OEM Windows 7 License Sales End This Friday
colinneagle writes This Friday is Halloween, but if you try to buy a PC with Windows 7 pre-loaded after that, you're going to get a rock instead of a treat. Microsoft will stop selling Windows 7 licenses to OEMs after this Friday and you will only be able to buy a machine with Windows 8.1. The good news is that business/enterprise customers will still be able to order PCs 'downgraded' to Windows 7 Professional. Microsoft has not set an end date for when it will cut off Windows 7 Professional to OEMs, but it will likely be a while. This all fits in with typical Microsoft timing. Microsoft usually pulls OEM supply of an OS a year after it removes it from retail. Microsoft cut off the retail supply of Windows 7 in October of last year, although some retailers still have some remaining stock left. If the analytics from Steam are any indicator, Windows 8 is slowly working its way into the American public, but mostly as a Windows XP replacement. Windows 7, both 32-bit and 64-bit, account for 59% of their user base. Windows 8 and 8.1 account for 28%, while XP has dwindled to 4%.
Windows 7 64 bit
I think Windows 7 is going to be the last Microsoft OS I'm going to buy. Linux is free. Hell, even OSX is free. Yet MS wants to keep gouging customers $100+. Uhm, no thanks.
Especially since you can use the Safe Boot > Repair Computer > and this batch file to have "unlimited" time to "register"
Microsoft doens't want Windows 7 to become the next Windows XP and denying them years of upgrade revenues.
Windows 8 is pretty much the same OS as 7 with a slightly worse UI.
I've been using Windows 8 with Start8 for well over a year now and I really don't have much to complain. I just simply disabled all the Metro-related hot corners with Start8, set the system to boot to desktop and changed the default apps from Metro-ones to the standard desktop-ones. Visually the only difference to Windows 7 is the lack of translucent window-borders -- something that I do not mind -- and it feels a tad faster in pretty much everything. I upgraded my boyfriend's PC and went and installed a similar Win8 - setup for him, too, and he hasn't been complaining about it, either, and he's just the kind of a person who tends to complain about even quite irrelevant things if they just happen to differ from what he's used to.
All this is to say: I feel Win8 is perfectly useable as long as you don't delve into Metro.
I recently upgraded my main gaming PC to 8.1 after a rebuild and I don't get all the bitching. It boots a lot faster than Win7, performs just as good (if not better), and the UI differences seem pretty trivial to me. I had gotten used to any changes within an hour. And I like that Security Essentials is now built in and doesn't even require a separate download anymore.

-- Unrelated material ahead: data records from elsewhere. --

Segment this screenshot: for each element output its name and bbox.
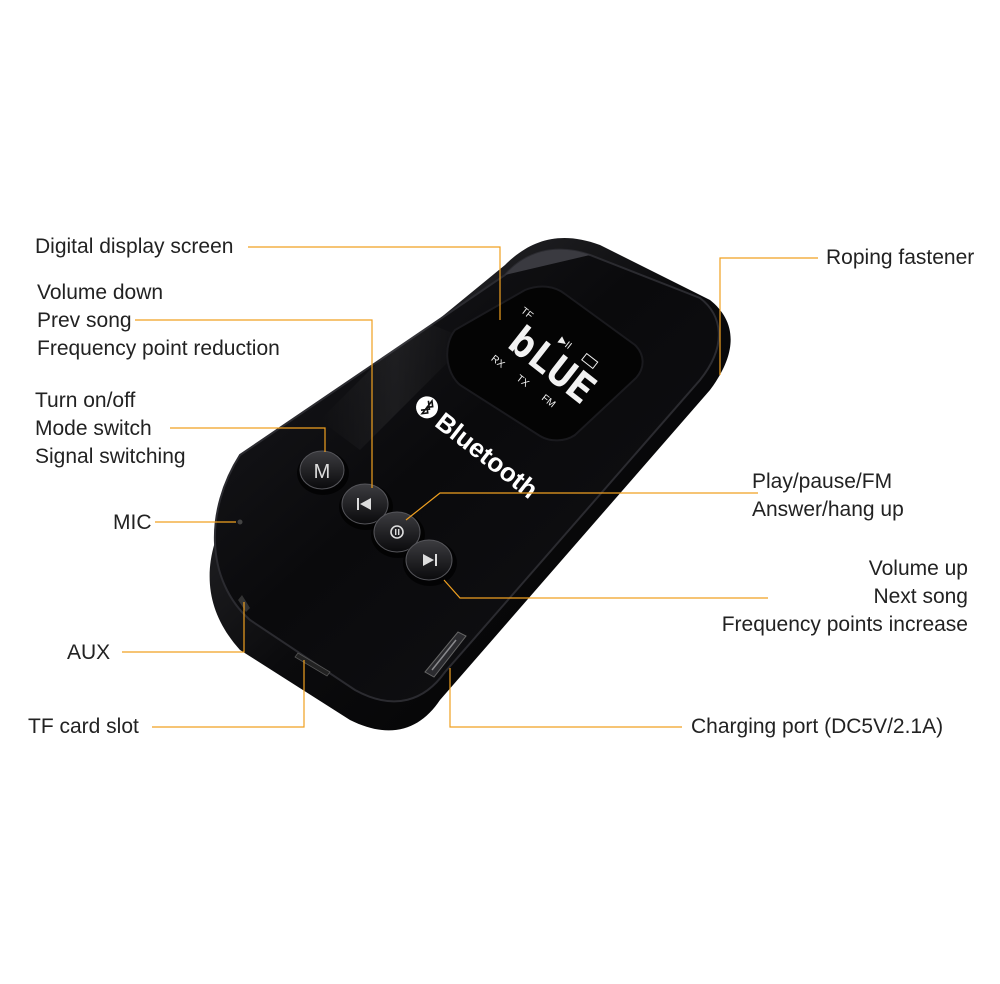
leader-volume-down xyxy=(135,319,373,488)
leader-turn-on xyxy=(170,427,326,452)
callout-line: Signal switching xyxy=(35,445,186,468)
digital-display-screen xyxy=(446,285,644,442)
callout-line: Prev song xyxy=(37,309,132,332)
callout-line: Next song xyxy=(873,585,968,608)
mode-button-label: M xyxy=(314,461,331,483)
device-body xyxy=(209,237,731,731)
tf-card-slot xyxy=(294,652,331,677)
prev-icon xyxy=(357,498,371,510)
callout-line: TF card slot xyxy=(28,715,139,738)
leader-volume-up xyxy=(443,579,768,599)
leader-digital-display xyxy=(248,246,501,320)
mode-button[interactable] xyxy=(297,450,349,495)
play-pause-icon xyxy=(390,525,404,539)
callout-digital-display: Digital display screen xyxy=(35,233,233,261)
callout-tf-card: TF card slot xyxy=(28,713,139,741)
callout-line: Frequency points increase xyxy=(721,613,968,636)
callout-line: Frequency point reduction xyxy=(37,337,280,360)
callout-mic: MIC xyxy=(113,509,152,537)
callout-line: Volume down xyxy=(37,281,164,304)
battery-icon xyxy=(581,352,599,370)
leader-roping xyxy=(719,257,818,375)
callout-line: Volume up xyxy=(868,557,968,580)
leader-aux xyxy=(122,602,245,653)
leader-tf-card xyxy=(152,660,305,728)
callout-line: Play/pause/FM xyxy=(752,470,893,493)
callout-roping: Roping fastener xyxy=(826,244,974,272)
callout-line: Answer/hang up xyxy=(752,498,904,521)
callout-play-pause: Play/pause/FM Answer/hang up xyxy=(752,468,904,524)
charging-port xyxy=(424,631,467,678)
callout-line: MIC xyxy=(113,511,152,534)
callout-aux: AUX xyxy=(67,639,110,667)
callout-line: Turn on/off xyxy=(35,389,136,412)
next-button[interactable] xyxy=(403,539,457,586)
leader-play-pause xyxy=(405,492,758,521)
next-icon xyxy=(423,554,437,566)
callout-line: Digital display screen xyxy=(35,235,234,258)
mic-hole xyxy=(237,519,243,525)
callout-line: AUX xyxy=(67,641,111,664)
callout-line: Roping fastener xyxy=(826,246,975,269)
leader-charging xyxy=(449,668,682,728)
callout-line: Mode switch xyxy=(35,417,152,440)
callout-line: Charging port (DC5V/2.1A) xyxy=(691,715,944,738)
leader-lines xyxy=(122,246,818,728)
callout-charging: Charging port (DC5V/2.1A) xyxy=(691,713,943,741)
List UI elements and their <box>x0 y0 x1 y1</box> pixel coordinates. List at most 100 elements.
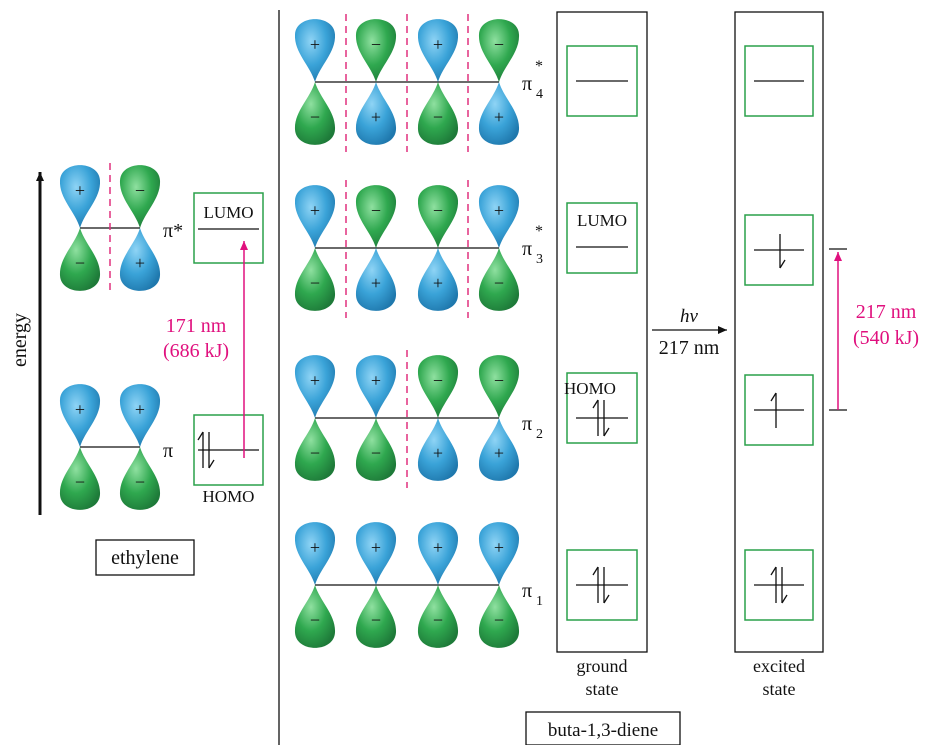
butadiene-pi4-lobe-3-top-lobe <box>417 19 459 82</box>
butadiene-pi2-lobe-2: +− <box>355 355 397 481</box>
butadiene-pi4-lobe-4-bottom-lobe <box>478 82 520 145</box>
butadiene-pi3-lobe-2-top-lobe <box>355 185 397 248</box>
butadiene-pi2-lobe-1-top-sign: + <box>310 370 320 390</box>
butadiene-pi4-lobe-3: +− <box>417 19 459 145</box>
ethylene-pi-star-lobe-2-bottom-lobe <box>119 228 161 291</box>
excited-state-label-line1: excited <box>753 656 805 676</box>
butadiene-pi1-lobe-1-bottom-sign: − <box>310 610 320 630</box>
svg-text:π: π <box>522 580 532 602</box>
ethylene-pi-lobe-1: +− <box>59 384 101 510</box>
ethylene-name-box <box>95 539 195 576</box>
excited-pi1-box <box>744 549 814 621</box>
butadiene-pi4-lobe-3-bottom-lobe <box>417 82 459 145</box>
svg-text:4: 4 <box>536 87 543 102</box>
excited-pi1-electron-pair <box>770 566 788 604</box>
ethylene-electron-pair <box>197 431 215 469</box>
ground-pi1-box <box>566 549 638 621</box>
butadiene-pi4-lobe-4-top-lobe <box>478 19 520 82</box>
butadiene-pi4-lobe-3-bottom-sign: − <box>433 107 443 127</box>
svg-text:2: 2 <box>536 427 543 442</box>
ethylene-pi-star-lobe-2-top-sign: − <box>135 180 145 200</box>
butadiene-pi1-lobe-1-top-sign: + <box>310 537 320 557</box>
butadiene-pi4-lobe-2-top-lobe <box>355 19 397 82</box>
svg-text:3: 3 <box>536 252 543 267</box>
butadiene-pi4-lobe-2-bottom-lobe <box>355 82 397 145</box>
ground-pi2-electron-pair <box>592 399 610 437</box>
butadiene-pi2-lobe-3-top-lobe <box>417 355 459 418</box>
butadiene-pi2-lobe-3: −+ <box>417 355 459 481</box>
butadiene-pi4-lobe-2: −+ <box>355 19 397 145</box>
butadiene-pi1-lobe-4-top-lobe <box>478 522 520 585</box>
ground-homo-label: HOMO <box>564 379 616 398</box>
ethylene-pi-star-label: π* <box>163 220 183 242</box>
ethylene-lumo-label: LUMO <box>203 203 253 222</box>
butadiene-pi2-label: π 2 <box>522 413 543 442</box>
butadiene-pi3-lobe-3: −+ <box>417 185 459 311</box>
butadiene-pi3-lobe-1: +− <box>294 185 336 311</box>
butadiene-pi3-lobe-4-top-lobe <box>478 185 520 248</box>
excited-pi3-electron-down <box>779 234 786 269</box>
butadiene-transition-marker <box>829 248 847 411</box>
svg-text:1: 1 <box>536 594 543 609</box>
butadiene-pi3-lobe-2: −+ <box>355 185 397 311</box>
butadiene-pi1-label: π 1 <box>522 580 543 609</box>
butadiene-pi2-lobe-4: −+ <box>478 355 520 481</box>
svg-text:π: π <box>522 238 532 260</box>
excited-pi2-box <box>744 374 814 446</box>
butadiene-pi4-lobe-2-bottom-sign: + <box>371 107 381 127</box>
butadiene-pi4-lobe-1-bottom-sign: − <box>310 107 320 127</box>
butadiene-orbitals: +−−++−−++−−+−++−+−+−−+−++−+−+−+− <box>294 14 520 648</box>
butadiene-pi2-lobe-4-top-lobe <box>478 355 520 418</box>
butadiene-pi2-lobe-2-bottom-lobe <box>355 418 397 481</box>
butadiene-pi1-lobe-1-bottom-lobe <box>294 585 336 648</box>
butadiene-pi1-lobe-2-top-sign: + <box>371 537 381 557</box>
butadiene-pi3-label: π 3 * <box>522 223 543 267</box>
ethylene-orbitals: +−−++−+− <box>59 163 161 510</box>
ethylene-pi-star-lobe-1-top-sign: + <box>75 180 85 200</box>
ethylene-pi-star-lobe-1: +− <box>59 165 101 291</box>
butadiene-pi3-lobe-2-bottom-lobe <box>355 248 397 311</box>
butadiene-pi2-lobe-4-bottom-sign: + <box>494 443 504 463</box>
ethylene-pi-lobe-2: +− <box>119 384 161 510</box>
ethylene-pi-star-lobe-1-bottom-sign: − <box>75 253 85 273</box>
butadiene-pi1-lobe-2-bottom-lobe <box>355 585 397 648</box>
ethylene-pi-star-lobe-1-top-lobe <box>59 165 101 228</box>
excitation-hv: hv <box>680 306 699 327</box>
butadiene-pi4-lobe-4-bottom-sign: + <box>494 107 504 127</box>
excited-pi2-electron-up <box>770 392 777 428</box>
ground-pi2-box: HOMO <box>564 372 638 444</box>
butadiene-pi4-lobe-4: −+ <box>478 19 520 145</box>
butadiene-pi4-lobe-3-top-sign: + <box>433 34 443 54</box>
butadiene-pi1-lobe-3-bottom-sign: − <box>433 610 443 630</box>
ethylene-homo-label: HOMO <box>203 487 255 506</box>
ethylene-pi-star-lobe-1-bottom-lobe <box>59 228 101 291</box>
ethylene-pi-lobe-2-top-sign: + <box>135 399 145 419</box>
ethylene-pi-lobe-2-bottom-lobe <box>119 447 161 510</box>
butadiene-pi4-label: π 4 * <box>522 58 543 102</box>
butadiene-pi1-lobe-3-top-sign: + <box>433 537 443 557</box>
energy-axis-label: energy <box>9 313 31 367</box>
ethylene-pi-lobe-1-bottom-sign: − <box>75 472 85 492</box>
ethylene-pi-lobe-2-top-lobe <box>119 384 161 447</box>
ground-pi1-electron-pair <box>592 566 610 604</box>
ethylene-pi-lobe-1-top-sign: + <box>75 399 85 419</box>
svg-text:*: * <box>535 58 543 75</box>
butadiene-name-box <box>525 711 681 745</box>
ground-pi3-box: LUMO <box>566 202 638 274</box>
ground-state-label-line2: state <box>586 679 619 699</box>
butadiene-pi2-lobe-1-bottom-sign: − <box>310 443 320 463</box>
excited-state-label-line2: state <box>763 679 796 699</box>
butadiene-pi4-lobe-1-bottom-lobe <box>294 82 336 145</box>
butadiene-pi1-lobe-2-top-lobe <box>355 522 397 585</box>
butadiene-pi1-lobe-1-top-lobe <box>294 522 336 585</box>
ethylene-pi-star-lobe-2-top-lobe <box>119 165 161 228</box>
butadiene-pi2-lobe-1-top-lobe <box>294 355 336 418</box>
butadiene-pi1-lobe-4-bottom-sign: − <box>494 610 504 630</box>
butadiene-pi3-lobe-4-top-sign: + <box>494 200 504 220</box>
butadiene-pi2-lobe-3-top-sign: − <box>433 370 443 390</box>
ethylene-pi-star-lobe-2-bottom-sign: + <box>135 253 145 273</box>
butadiene-pi3-lobe-1-bottom-lobe <box>294 248 336 311</box>
butadiene-pi3-lobe-4-bottom-lobe <box>478 248 520 311</box>
ground-state-column: LUMO HOMO ground state <box>556 11 648 699</box>
ethylene-name: ethylene <box>111 547 179 569</box>
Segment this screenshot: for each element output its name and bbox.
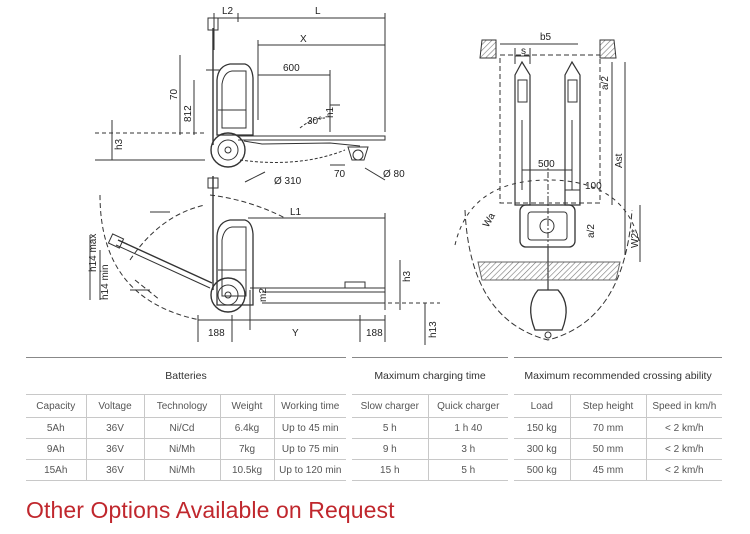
col-weight: Weight xyxy=(219,394,274,418)
specifications-table: Batteries Maximum charging time Maximum … xyxy=(26,357,723,481)
dim-angle: 30° xyxy=(307,116,322,127)
col-quick-charger: Quick charger xyxy=(427,394,509,418)
dim-ast: Ast xyxy=(614,153,625,168)
dim-70: 70 xyxy=(334,169,346,180)
technical-drawing: L2 L X 600 70 812 h1 30° h3 70 Ø 310 Ø 8… xyxy=(88,6,641,345)
side-view-raised xyxy=(89,176,440,345)
group-header-row: Batteries Maximum charging time Maximum … xyxy=(26,357,723,395)
col-speed: Speed in km/h xyxy=(645,394,723,418)
dim-a2-top: a/2 xyxy=(600,76,611,90)
col-capacity: Capacity xyxy=(26,394,86,418)
col-technology: Technology xyxy=(143,394,220,418)
dim-100: 100 xyxy=(585,181,602,192)
cell-step-height: 45 mm xyxy=(569,459,647,481)
cell-weight: 6.4kg xyxy=(219,417,274,439)
dim-188-left: 188 xyxy=(208,328,225,339)
cell-technology: Ni/Mh xyxy=(143,438,220,460)
plan-view-labels: b5 s a/2 500 100 Ast Wa a/2 W2* xyxy=(481,32,641,248)
cell-voltage: 36V xyxy=(85,438,144,460)
cell-technology: Ni/Cd xyxy=(143,417,220,439)
cell-load: 500 kg xyxy=(514,459,571,481)
cell-step-height: 50 mm xyxy=(569,438,647,460)
column-header-row: Capacity Voltage Technology Weight Worki… xyxy=(26,394,723,418)
cell-speed: < 2 km/h xyxy=(645,417,723,439)
side-view-lowered xyxy=(95,13,386,183)
dim-l: L xyxy=(315,6,321,17)
dim-h3-top: h3 xyxy=(114,138,125,150)
dim-h13: h13 xyxy=(428,321,439,338)
group-crossing: Maximum recommended crossing ability xyxy=(514,357,723,395)
dim-812: 812 xyxy=(183,105,194,122)
cell-capacity: 5Ah xyxy=(26,417,86,439)
col-voltage: Voltage xyxy=(85,394,144,418)
table-row: 9Ah 36V Ni/Mh 7kg Up to 75 min 9 h 3 h 3… xyxy=(26,438,723,460)
cell-working-time: Up to 45 min xyxy=(273,417,347,439)
dim-500: 500 xyxy=(538,159,555,170)
col-load: Load xyxy=(514,394,571,418)
table-row: 5Ah 36V Ni/Cd 6.4kg Up to 45 min 5 h 1 h… xyxy=(26,417,723,439)
group-batteries: Batteries xyxy=(26,357,347,395)
side-view-bottom-labels: h14 max h14 min L1 h3 m2 h13 188 Y 188 xyxy=(88,207,439,339)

Maybe 8.0 was really godawful or something. But I had no trouble at all going from 7 to 8.1.
SJW's don't eliminate discrimination. They just expropriate it for themselves.
They must forfeit all privileges granted by copyright and patent law to allow others to pick up.
“He’s not deformed, he’s just drunk!”
A *lot* worse UI.
The UI is not a *lot* worse than windows 7 because the UI is nearly the same as 7. You are not forced to use metro. You can consider it just one more of many features of windows you never need to use.
And since the UI is what the user touches more often than anything else in an OS, it is significant
The UI is the *only* thing the user touches. It's the user interface. It is significant. No one is arguing that it is insignificant.
I've used a lot of UIs. I grew up using dos5, dos6, windows 3.1, 95, 98, Nt4, 2000, xp, 7, and dabbled in 8. I have also used a lot of open source UIs, bash, gnome, KDE, LXDE, XFCE, as well as consoles, android, etc.
I think a lot of people grew up using windows and are really used to it (I know I was). That doesn't mean a start bar is the *best* way to do a UI. It's just the way most people of a certain age group are used to. I am not a huge fan of metro, luckily you are not forced to use it. In linux you can have tens (maybe hundreds) of different UIs for the same OS. In windows 8 you can have 2 (classic and metro). In macOS I think you just get 1.
You should definitely consider whether you continue using Microsoft products carefully. But I would suggest that a bad reason to quit using Microsoft OSes is that they added 1 extra UI choice that you don't like. If your going to quit, don't quit because there are 1 too many choices, quit because there aren't more choices.
For people that were only mildly used to the classic windows UI (e.g. XP), the transition to 8 was only mildly inconvenient. I think the more you stubbornly stick to the UI you are used to, it will not only make adjusting to new versions of windows harder, it makes adjusting to any kind of new UI harder. Before you know it, you'll be the old guy living in a future he doesn't understand because it's not running on windows 7 or windows XP, or DOS 5.2, or VMS, or whatever.
I'm not saying that windows 8 is the UI of the future. It's not. But you should still be able to use it, and it's not worth hording copies of windows 7 to avoid having to disable metro.